Is this CRAZY or WHAT? And the media says Greece has a problem?
But Fear Not Folks...the Fed Will Soon Throw Another Party
The asset markets propped up since March 2009 by the Fed's gargantuan money supply have off late begun to swoon as the Fed prepares to temporarily shuts off the tap. Stock and commodity markets have already dived and high yield and corporate bond markets will soon follow. However do not expect a repeat of 2008's nose dive performance. If stock market dives too far (say the S&P dives below 1000), the Fed will throw another party. Actually regardless of any stock market dive the only way to finance the never ending stream of $1+ trillion of annual deficits, is for the Fed to throw many more Quantitative Easing parties.
But What About an Economic Recovery?
Anyone still left in the economic recovery camp only have Geithner, Summers and Bernanke for company. Yikes! Everyone else has left that camp, knowing full well that there is going be no recovery because the U.S consumer is completely tapped out. We leave the explanation to Bill Gross who says it best (yeah we dislike PIMCO, but he makes sense here, so bear with us):
There have been numerous changeups and curveballs in the financial markets over the past 15 months or so. Liquidation, reliquification, and the substituting of the government wallet for the invisible hand of the private sector describe the events from 30,000 feet.
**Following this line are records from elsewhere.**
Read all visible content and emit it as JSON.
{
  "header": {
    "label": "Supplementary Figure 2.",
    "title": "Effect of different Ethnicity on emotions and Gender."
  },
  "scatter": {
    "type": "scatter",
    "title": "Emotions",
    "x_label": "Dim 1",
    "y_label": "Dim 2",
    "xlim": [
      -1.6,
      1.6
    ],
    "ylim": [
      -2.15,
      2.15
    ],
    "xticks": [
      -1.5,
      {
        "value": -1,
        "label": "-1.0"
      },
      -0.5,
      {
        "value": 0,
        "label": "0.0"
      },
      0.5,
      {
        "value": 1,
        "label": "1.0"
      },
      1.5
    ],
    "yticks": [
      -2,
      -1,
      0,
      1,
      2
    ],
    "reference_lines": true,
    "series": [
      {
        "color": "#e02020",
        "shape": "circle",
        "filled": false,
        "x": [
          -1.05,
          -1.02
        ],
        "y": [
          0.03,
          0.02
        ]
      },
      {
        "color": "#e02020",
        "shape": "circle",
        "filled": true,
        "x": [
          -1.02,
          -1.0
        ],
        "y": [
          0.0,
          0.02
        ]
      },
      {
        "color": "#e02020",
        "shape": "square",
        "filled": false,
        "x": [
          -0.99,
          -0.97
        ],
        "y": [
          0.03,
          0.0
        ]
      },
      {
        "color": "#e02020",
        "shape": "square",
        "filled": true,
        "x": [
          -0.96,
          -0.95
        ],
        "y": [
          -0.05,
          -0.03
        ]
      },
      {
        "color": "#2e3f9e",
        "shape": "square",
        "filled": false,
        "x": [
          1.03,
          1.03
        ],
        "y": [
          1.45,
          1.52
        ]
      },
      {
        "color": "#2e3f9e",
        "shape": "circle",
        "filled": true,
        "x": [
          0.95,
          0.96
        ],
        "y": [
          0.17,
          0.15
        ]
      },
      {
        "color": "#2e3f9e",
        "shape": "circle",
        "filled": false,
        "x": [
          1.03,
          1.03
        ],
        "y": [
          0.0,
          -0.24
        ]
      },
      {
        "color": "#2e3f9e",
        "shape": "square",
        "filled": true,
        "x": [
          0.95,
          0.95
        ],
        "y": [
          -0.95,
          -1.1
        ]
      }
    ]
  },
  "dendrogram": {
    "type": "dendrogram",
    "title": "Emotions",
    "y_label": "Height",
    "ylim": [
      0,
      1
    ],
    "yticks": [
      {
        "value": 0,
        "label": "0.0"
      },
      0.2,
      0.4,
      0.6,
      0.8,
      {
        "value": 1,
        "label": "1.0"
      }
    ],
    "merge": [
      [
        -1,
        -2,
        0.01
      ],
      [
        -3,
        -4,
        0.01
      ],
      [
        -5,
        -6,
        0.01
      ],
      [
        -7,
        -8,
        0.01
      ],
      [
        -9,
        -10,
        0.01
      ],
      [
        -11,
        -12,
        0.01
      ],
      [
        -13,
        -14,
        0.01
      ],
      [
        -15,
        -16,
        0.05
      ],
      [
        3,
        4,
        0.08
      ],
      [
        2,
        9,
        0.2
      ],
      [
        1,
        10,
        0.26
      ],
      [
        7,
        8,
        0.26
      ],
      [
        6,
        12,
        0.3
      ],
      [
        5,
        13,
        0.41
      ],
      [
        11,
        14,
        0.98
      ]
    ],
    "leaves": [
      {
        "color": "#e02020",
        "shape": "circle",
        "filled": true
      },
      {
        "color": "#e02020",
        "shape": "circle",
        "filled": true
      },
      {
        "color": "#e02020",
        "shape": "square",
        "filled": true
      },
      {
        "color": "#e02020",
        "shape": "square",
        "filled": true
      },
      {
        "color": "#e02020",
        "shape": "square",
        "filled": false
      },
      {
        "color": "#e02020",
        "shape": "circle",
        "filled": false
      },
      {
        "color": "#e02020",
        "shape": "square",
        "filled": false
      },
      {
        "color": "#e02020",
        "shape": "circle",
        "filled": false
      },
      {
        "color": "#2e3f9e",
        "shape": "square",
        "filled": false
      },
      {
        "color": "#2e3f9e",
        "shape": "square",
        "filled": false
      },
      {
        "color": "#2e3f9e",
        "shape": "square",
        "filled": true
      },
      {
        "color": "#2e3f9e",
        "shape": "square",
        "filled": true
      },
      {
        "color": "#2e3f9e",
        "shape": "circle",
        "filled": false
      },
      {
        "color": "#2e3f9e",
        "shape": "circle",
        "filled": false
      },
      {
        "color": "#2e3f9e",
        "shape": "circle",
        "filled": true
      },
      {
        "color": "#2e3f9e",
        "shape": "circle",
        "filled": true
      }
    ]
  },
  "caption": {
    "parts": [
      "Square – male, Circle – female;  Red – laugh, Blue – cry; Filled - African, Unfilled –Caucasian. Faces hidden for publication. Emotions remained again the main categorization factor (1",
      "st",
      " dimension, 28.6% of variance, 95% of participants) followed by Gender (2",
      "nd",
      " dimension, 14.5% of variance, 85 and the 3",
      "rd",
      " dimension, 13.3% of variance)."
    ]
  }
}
Now that a semblance of stability has been imparted to the economy and its markets, the attempted detoxification and deleveraging of the private sector is underway. Having survived due to a steady two-trillion-dollar-plus dose of government “Red Bull,” Adderall, or simply strong black coffee, the global private sector is now expected by some to detox and resume a normal cyclical schedule where animal spirits and the willingness to take risk move front and center. But there is a problem.
While corporations may be heading in that direction due to steep yield curves and government check writing that have partially repaired their balance sheets, their consumer customers remain fully levered and undercapitalized with little hope of escaping rehab as long as unemployment and underemployment remain at 10-20% levels worldwide. “Build it and they will come” is an old saw more applicable to Kevin Costner’s Field of Dreams than to today’s economy. “Say’s Law” proclaiming that supply creates its own demand is hardly applicable to a modern day credit-oriented society where credit cards are maxed out, 25% of homeowners are underwater, and job and income creation are nearly invisible.
There is no point in corporations producing any goods if no one has money to buy them. And jobs are certainly not coming back unless Obama decides to move U.S. industries back home from China. There is no other way to create jobs en mass to employ the jobless millions.
From 2000 onwards the entire U.S. economy was running on real estate fuel. Real industrial jobs displaced to China were filled by the growing ranks of real estate brokers, home flippers, home decorators etc. Think of all the people who lost jobs in real estate and related industries. Is there ANY other industry that can absorb the unemployed mortgage brokers, real estate agents and construction folks? Not to mention the jobs lost in peripheral sectors: home appliance, home improvement and finance sectors? We think not. And you certainly cannot retrain real estate brokers to do green jobs, most of which require highly skilled engineers.

2 comments:

Anonymous said...

Perhaps the next Fed par-tay will be powered by methamphetamine. An order of magnitude step up? But remember what meth addicts wind up like.

Anonymous said...

The first shot of the second American Revolution has already been fired.

When will the true Partiots in this country stand up and say enough is enough?